I occasionally inveigh against nostalgia here (mostly when I think it’s responsible for giving us things like Zygon Hunt), but I have to admit that when you balance the nostalgia right, it makes for an enjoyable take on Doctor Who. Zaltys wraps up this year’s Fifth Doctor trilogy, and I have to say, it balances itself out with just the right kind of 1980s touches. With space pirates and people being teleported out of the TARDIS, it would remind you of Terminus even before you get to the fact that on the cover Rebecca Root has been photoshopped into Liza Goddard’s outfit from the same.

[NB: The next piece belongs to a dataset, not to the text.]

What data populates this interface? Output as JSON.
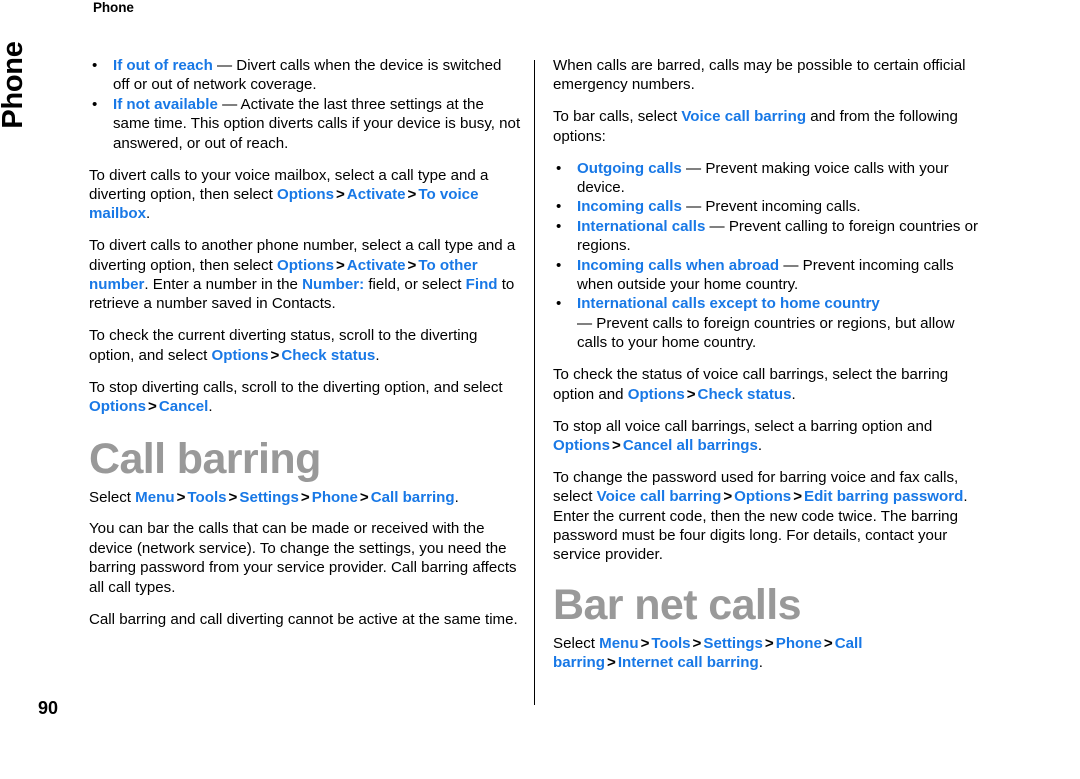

The planet Zaltys itself is said to look like Thoros Beta from The Trial of a Time Lord, and the alien race here has a delightful bafflegab name that sounds like it flowed right out of the pen of a desperate Christopher Hamilton Bidmead, keen to make a nonsensical plot sound like it had at least some scientific merit. Plus it’s a sequel to a Third Doctor story that never actually happened, and I never thought I’d say I enjoyed something that reminded me of Timelash in some regard.

Tegan gets to demonstrate how smart and capable and brave she is when she’s isolated and hunted

We even get in our requisite TARDIS crew squabbling. Though, to be honest, I could always do with more of this: Zaltys splits all four characters up for most of its runtime, except at the beginning and the end of the adventure. Give me Adric and Tegan having to work together for two hours, that’ll be entertaining! But even so, the story makes good use of all four of them, especially Tegan, who gets to demonstrate how smart and capable and brave she is when she’s isolated and hunted.

It’s well-cast, too (though would we expect anything less from Barnaby Edwards?). Rebecca Root’s Sable balances perfectly cynical self-interest and snarkiness — this isn’t a space pirate who instantly becomes a nice person on falling in with the Doctor and company, but she’s not an out-and-out baddie, either. Philip Franks also impresses as Gevaudan, and Niamh Cusack does a great villain as Clarimonde. And it all sounds great, too; Steve Foxon is one of Big Finish’s best sound designers, and I think he’s even better when emulating the 1980s music, giving the whole production the right atmosphere of morose electronic doom.

Nostalgia can, though, still be a weakness, and Zaltys’s principal weakness is one that it shares with many of the 1980s stories it seems to be emulating, such as Terminus: it sure feels like little happens at times. I was never not entertained, but when I paused to reflect at the end of each episode, I often felt like mostly people had sort of wandered around a lot, and that little had actually happened; this is one of those stories where if I explained it back to someone, I’d be hard-pressed to describe enough events to take up two hours’ time. On the other hand, Matthew J. Elliott’s script has some good surprises, including one that completely wrong-footed me.

On the whole, I didn’t love this most recent trilogy, but I did enjoy it. Three good, enjoyable, atmospheric stories featuring one of Doctor Who’s best TARDIS teams, and Zaltys is of a piece. Big Finish could stand to kick it up a notch, but more like this wouldn’t go amiss.

Zaltys (by Matthew J. Elliott; starring Peter Davison, Matthew Waterhouse, Sarah Sutton, Janet Fielding) was released by Big Finish Productions in March 2017.